Research Statement

My research focuses on the interface between hardware and software because the best solutions to hard computer engineering problems use both. High-performance, secure, and low-power systems rely on software that appropriately uses well-designed hardware.

Hardware-based Performance and Power Estimation

Modern processors are constrained by power and thermal limits. This "dark silicon" problem means that only a fraction of the processors on a chip can run at full speed at any point in time. Similarly, software must deal with energy restirctions in mobile devices. In both cases, it is imperitive that the hardware be configured to best run the application at the appropriate power point.

Appropriately reconfiguring a chip to match the applications its running requires the ability to monitor the application and estimate how hardware changes will affect it. My works at USENIX ATC 2014, MICRO 2014, and HPCA 2014 all focus on mechanisms for estimating how the power and performance of applications change as CPUs and GPUs are reconfigured.

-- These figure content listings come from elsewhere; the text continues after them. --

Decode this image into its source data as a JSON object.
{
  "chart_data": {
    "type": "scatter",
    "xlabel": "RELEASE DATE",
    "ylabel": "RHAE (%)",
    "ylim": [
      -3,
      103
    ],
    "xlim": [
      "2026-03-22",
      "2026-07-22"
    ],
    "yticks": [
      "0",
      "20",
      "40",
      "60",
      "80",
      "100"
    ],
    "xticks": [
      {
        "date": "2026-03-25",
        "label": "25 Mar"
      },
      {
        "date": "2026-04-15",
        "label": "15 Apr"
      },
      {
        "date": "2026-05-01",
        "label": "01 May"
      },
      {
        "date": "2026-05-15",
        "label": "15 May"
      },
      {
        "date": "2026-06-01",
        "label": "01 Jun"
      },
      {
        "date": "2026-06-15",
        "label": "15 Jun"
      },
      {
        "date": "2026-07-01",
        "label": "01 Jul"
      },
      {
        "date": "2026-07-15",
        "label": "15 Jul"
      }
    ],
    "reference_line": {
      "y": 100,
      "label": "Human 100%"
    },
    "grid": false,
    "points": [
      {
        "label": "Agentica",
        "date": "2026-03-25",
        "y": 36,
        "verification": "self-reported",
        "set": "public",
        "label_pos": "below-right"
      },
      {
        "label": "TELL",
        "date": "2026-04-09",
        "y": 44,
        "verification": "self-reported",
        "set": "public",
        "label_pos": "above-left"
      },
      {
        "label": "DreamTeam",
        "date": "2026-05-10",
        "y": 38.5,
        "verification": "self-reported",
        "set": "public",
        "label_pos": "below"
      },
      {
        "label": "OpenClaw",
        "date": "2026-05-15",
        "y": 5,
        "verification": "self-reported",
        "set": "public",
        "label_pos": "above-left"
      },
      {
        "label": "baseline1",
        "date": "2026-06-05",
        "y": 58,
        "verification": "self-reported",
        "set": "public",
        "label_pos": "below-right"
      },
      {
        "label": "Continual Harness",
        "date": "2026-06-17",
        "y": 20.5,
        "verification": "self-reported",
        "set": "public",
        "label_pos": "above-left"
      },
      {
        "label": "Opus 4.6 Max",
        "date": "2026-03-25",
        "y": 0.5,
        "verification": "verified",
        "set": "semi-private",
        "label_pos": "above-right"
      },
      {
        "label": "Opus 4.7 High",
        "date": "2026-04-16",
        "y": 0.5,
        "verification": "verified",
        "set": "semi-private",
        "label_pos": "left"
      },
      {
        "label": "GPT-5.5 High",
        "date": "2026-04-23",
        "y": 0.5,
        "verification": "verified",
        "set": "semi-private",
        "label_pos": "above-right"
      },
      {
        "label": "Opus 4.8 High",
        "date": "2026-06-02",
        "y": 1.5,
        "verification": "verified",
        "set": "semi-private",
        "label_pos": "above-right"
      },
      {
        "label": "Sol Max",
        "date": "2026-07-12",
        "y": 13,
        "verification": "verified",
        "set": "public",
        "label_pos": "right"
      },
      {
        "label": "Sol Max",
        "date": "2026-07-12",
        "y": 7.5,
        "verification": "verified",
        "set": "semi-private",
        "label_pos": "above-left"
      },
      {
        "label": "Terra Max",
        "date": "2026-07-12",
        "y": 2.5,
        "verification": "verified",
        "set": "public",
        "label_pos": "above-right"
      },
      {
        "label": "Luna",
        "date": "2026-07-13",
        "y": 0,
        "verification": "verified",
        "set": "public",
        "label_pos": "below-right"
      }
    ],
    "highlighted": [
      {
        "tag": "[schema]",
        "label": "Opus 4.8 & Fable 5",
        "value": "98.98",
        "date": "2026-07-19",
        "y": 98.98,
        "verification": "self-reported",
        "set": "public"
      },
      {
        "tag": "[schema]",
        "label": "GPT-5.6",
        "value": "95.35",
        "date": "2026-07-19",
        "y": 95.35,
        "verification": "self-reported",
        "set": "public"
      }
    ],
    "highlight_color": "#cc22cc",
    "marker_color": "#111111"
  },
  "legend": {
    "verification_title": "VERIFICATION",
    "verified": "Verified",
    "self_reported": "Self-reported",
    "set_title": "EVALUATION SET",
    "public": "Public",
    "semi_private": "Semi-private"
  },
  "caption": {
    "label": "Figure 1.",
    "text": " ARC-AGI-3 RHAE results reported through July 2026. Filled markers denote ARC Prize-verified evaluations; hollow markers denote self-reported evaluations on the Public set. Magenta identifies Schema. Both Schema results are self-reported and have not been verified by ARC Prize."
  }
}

As my paper at ModSim 2013 points out, these techniques can also be useful in building high-level estimates of system performance. An example of how this is useful can be seen in the TOP-PIM paper AMD Research presented at HPDC 2014.

Sparse BLAS Primitives

Basic Linear Algebra Subprograms (BLAS) are an important series of functions that are broadly used in the computational sciences. These primitives, such as matrix-matrix multiplication, can be used to build up much more complicated applications. Because these functions are well-defined, it's possible to write highly optimized versions that will accelerate many applications. AMD's Core Math Library, Intel's Math Kernel Library, and Nvidia's cuBLAS are examples of such highly optimized BLAS libraries.

Sparse BLAS functions work on sparse data – vectors or matrices that primarily contain the value zero. Such functions are of growing importance in modern high-performance computers, as sparse data can be used to represent large, important problems. As such, some of my recent work focuses on building optimized sparse BLAS functions for modern and future hardware designs.

My work at SC14, for isntance, described a new method for performing sparse matrix-vector mutliplication, which we called CSR-Adaptive. This work, which was done in collaboration with Mayank Daga, presented a new way to perform this important algorithm on GPUs without needing to change the underlying data structure, which was a limitation of most previous works. We also have a follow-on paper at HiPC 2015 that describes methods of further accelerating this algorithm. The guiding priciple for these works was to pay attention to the GPU's memory system and structure the software algorithm to use it well.

The algorithms described in these papers are now part of the open source clSPARSE library, which AMD helped develop. In addition, an independently reimplemented version of CSR-Adaptive is available in the ViennaCL library.

Hardware for Low-overhead Software Analysis

Software bugs cost money and can cost lives. Wore still are security flaws that, besides causing economic losses, are now bought and sold on black markets by criminal organizations and government agencies. These bugs are used as weapons against people both foreign and domestic.

Computer architects must play a role in mitigating this problem. While current processors provide performance tuning facilities such as performance counters, few analogous features exist to help correctness. This project, which was the focus of my Ph.D. dissertation, contended that future architectures would be defined not just by their performance, but also by their debugging and correctness-checking capabilities.

Dynamic software tests benefit from checking a program under numerous input conditions, but their runtime slowdowns are far too high for widespread adoption. Hardware can make this approach to software checking tenable. The Testudo project looked at ways to allow individual users to perform analysis on a small portion of a program's dynamic dataflows. My work at MICRO-41 detailed a way to make simple hardware additions that to allow this, while my work at CGO 2011 showed how to do this with no additional hardware. I also wrote a position paper for PLAS 2011 that makes an argument for the general concept of sampling dynamic analyses.

I also looked at using hardware to accelerate dynamic analyses. Dynamic data race detectors for instance, search for data races, or shared memory accesses that are inappropriately locked. My work at ISCA 2011, which was done while I was an intern at Intel, looked at ways to repurpose hardware performance counters to help find data races with little much lower runtime overhead. Similarly, my work at ASPLOS 2012 described how numerous software analyses could utilize a hardware system that allowed a virtually unlimited number of fine-grained data watchpoints.